In a February 25, 2009 Forbes magazine article, Garett Jones and Dan Rothschild of the Mercatus Center at George Mason University parallel the inadequacy of federal efforts following Hurricane Katrina in 2005 with President Obama’s bailout projects of today. Despite the differences between the causes and natures of these disasters, the piece offers one striking similarity: the response by the federal government:
“…Washington used a similar recipe to respond to both crises: create programs that quickly shift from one purpose to another, mix with complete opacity in the policymaking process and add some frequent and seismic shifts in what economists call the rules of the game. The result is quite predictable: A bad situation that grows much, much worse.”
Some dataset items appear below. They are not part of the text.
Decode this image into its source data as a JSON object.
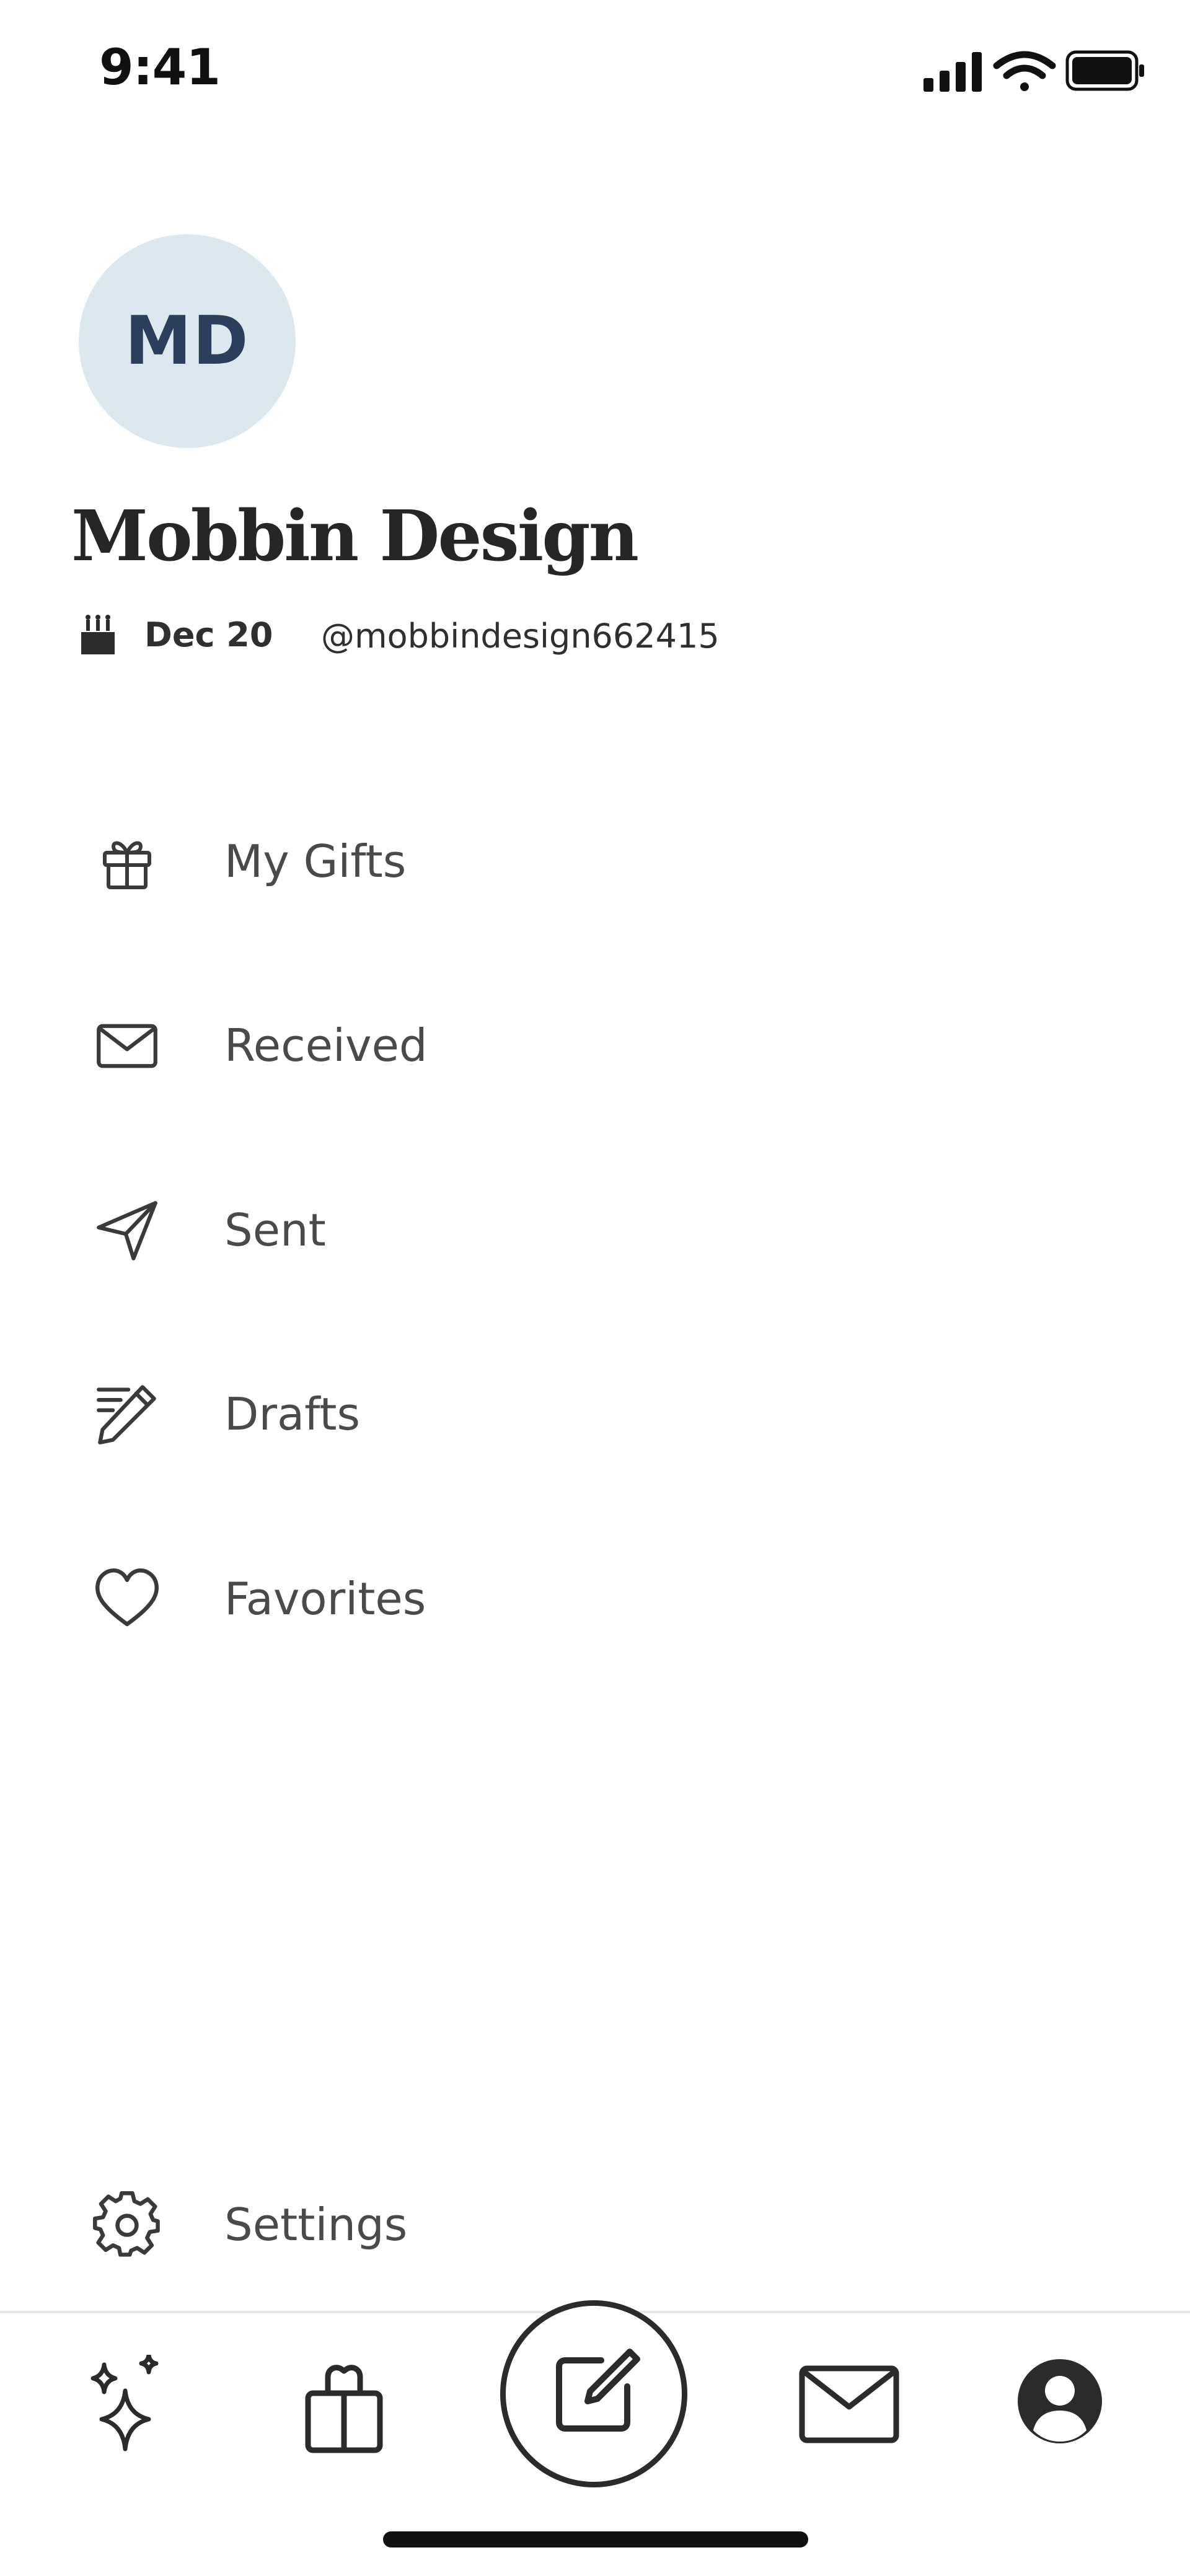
{
  "status_bar": {
    "time": "9:41"
  },
  "profile": {
    "initials": "MD",
    "name": "Mobbin Design",
    "birthday": "Dec 20",
    "handle": "@mobbindesign662415"
  },
  "menu": {
    "items": [
      {
        "label": "My Gifts",
        "icon": "gift-icon"
      },
      {
        "label": "Received",
        "icon": "envelope-icon"
      },
      {
        "label": "Sent",
        "icon": "paper-plane-icon"
      },
      {
        "label": "Drafts",
        "icon": "pencil-icon"
      },
      {
        "label": "Favorites",
        "icon": "heart-icon"
      }
    ],
    "settings_label": "Settings"
  },
  "tab_bar": {
    "tabs": [
      "sparkles-icon",
      "gift-bag-icon",
      "compose-icon",
      "mail-icon",
      "profile-icon"
    ]
  },
  "colors": {
    "avatar_bg": "#dce7ee",
    "avatar_text": "#2c3e5c",
    "text_primary": "#262626",
    "text_menu": "#4a4a4a"
  }
}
The authors explain that both the Road Home Program and the Financial Stability Plan “favor stability over progress and predictable mediocrity over vibrant innovation.” They argue that in these two disasters, the government became a “dominant” and “domineering” partner in recovery, which crippled the private sector and provided roadblocks instead of green-lights for economic recovery.
Certainly, we here in Louisiana have lived through the tragedies of a natural disaster. While the federal government promised a speedy recovery, they instead provided ambiguity of purpose and prolonged rebuilding. And now we are faced with another disaster, but this time it is hardly natural. Let’s not be victims again.